In una lettera di tre pagine diffusa ieri sera, Casellati e Fico intervengono su due problemi posti dalla legge istitutiva del Copasir del 2007 alla luce dell’attuale assetto parlamentare. Quella legge prevede che sia garantita la rappresentanza paritaria tra maggioranza e opposizione, mentre oggi ci sono nove commissari (5 deputati e 4 senatori) di maggioranza e solo un senatore di minoranza, l’ex ministro Adolfo Urso che è il candidato di Fd’I alla presidenza. Secondo Fico e Casellati, in attesa del «generale accordo politico», questo assetto può perdurare perché vale il principio costituzionale della proporzionalità. In altre parole, se si portassero al Copasir 5 commissari del partito di Meloni, il 50% del Comitato, Fd’I risulterebbe sovra rappresentato visto che sono iscritti ai suoi gruppi appena il 6% dei parlamentari. Il precedente D’Alema viene invece fatto valere per il nodo della presidenza, anche perché sono velocemente cadute le ricostruzioni in base alle quali nel 2011 l’opposizione non avrebbe richiesto – a differenza di oggi – il cambio al vertice. Invece all’epoca fu proprio la Lega (all’opposizione del governo Monti) che a parti rovesciate chiedeva a D’Alema di presentare le sue dimissioni. Allora l’ex presidente del Consiglio, come ha fatto anche Volpi nelle scorse settimane, si limitò a «mettere a disposizione» dei presidenti delle assemblee il suo incarico, alla fine mantenendolo.

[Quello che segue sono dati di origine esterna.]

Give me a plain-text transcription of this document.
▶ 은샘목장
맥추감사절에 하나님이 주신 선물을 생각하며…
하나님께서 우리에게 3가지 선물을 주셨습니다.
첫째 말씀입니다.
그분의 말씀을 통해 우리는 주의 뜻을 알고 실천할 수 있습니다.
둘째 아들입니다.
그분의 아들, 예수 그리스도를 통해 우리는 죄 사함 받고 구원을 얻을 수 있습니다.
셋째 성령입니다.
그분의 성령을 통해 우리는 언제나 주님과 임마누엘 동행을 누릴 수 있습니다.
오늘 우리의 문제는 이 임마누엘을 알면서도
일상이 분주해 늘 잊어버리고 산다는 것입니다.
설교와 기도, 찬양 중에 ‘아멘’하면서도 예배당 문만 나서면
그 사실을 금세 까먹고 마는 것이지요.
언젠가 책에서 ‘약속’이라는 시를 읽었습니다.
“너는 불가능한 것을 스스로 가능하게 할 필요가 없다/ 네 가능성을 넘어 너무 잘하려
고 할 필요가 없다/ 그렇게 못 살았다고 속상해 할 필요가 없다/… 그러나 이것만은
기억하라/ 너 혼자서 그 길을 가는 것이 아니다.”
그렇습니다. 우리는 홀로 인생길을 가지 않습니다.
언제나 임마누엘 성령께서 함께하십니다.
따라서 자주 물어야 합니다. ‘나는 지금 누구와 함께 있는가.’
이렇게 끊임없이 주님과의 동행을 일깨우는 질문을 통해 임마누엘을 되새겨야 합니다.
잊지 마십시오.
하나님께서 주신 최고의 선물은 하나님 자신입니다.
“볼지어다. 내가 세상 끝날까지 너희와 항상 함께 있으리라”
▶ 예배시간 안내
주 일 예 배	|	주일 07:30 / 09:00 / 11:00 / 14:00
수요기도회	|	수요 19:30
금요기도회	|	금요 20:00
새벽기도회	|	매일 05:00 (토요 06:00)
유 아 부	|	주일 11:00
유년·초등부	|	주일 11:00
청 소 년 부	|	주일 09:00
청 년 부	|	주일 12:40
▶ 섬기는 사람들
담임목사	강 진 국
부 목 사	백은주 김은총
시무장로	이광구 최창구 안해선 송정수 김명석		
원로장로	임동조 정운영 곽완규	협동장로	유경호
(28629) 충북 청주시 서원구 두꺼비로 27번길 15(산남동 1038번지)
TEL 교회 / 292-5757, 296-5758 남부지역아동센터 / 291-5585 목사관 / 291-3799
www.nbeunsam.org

Casellati e Fico hanno scelto di non prendersi la responsabilità di accogliere il gesto di Volpi, mossa che certamente avrebbe scontentato la Lega ma anche i 5 Stelle che spingono per la continuità. Invece Enrico Letta aveva riconosciuto le ragioni di Meloni, infatti la soluzione piace poco al Pd. «Se un diritto è garantito alle opposizioni, non può dipendere dai patti politici», dice il deputato dem Ceccanti. Ugualmente critico il giudizio del professore Salvatore Curreri, esperto di diritto parlamentare: «Questa soluzione tradisce la ratio della legge istitutiva del Copasir, secondo la quale l’organo deve funzionare su impulso dell’opposizione. Un presidente di maggioranza non può, a prescindere dalla sua imparzialità, svolgere pienamente la funzione di garanzia alla quale è chiamato». Furibondi i parlamentari di Fd’I che si dicono «scandalizzati» dalla mossa «pilatesca» dei presidenti delle due assemblee parlamentari. Che oggi rimetteranno formalmente la decisione ai capigruppo.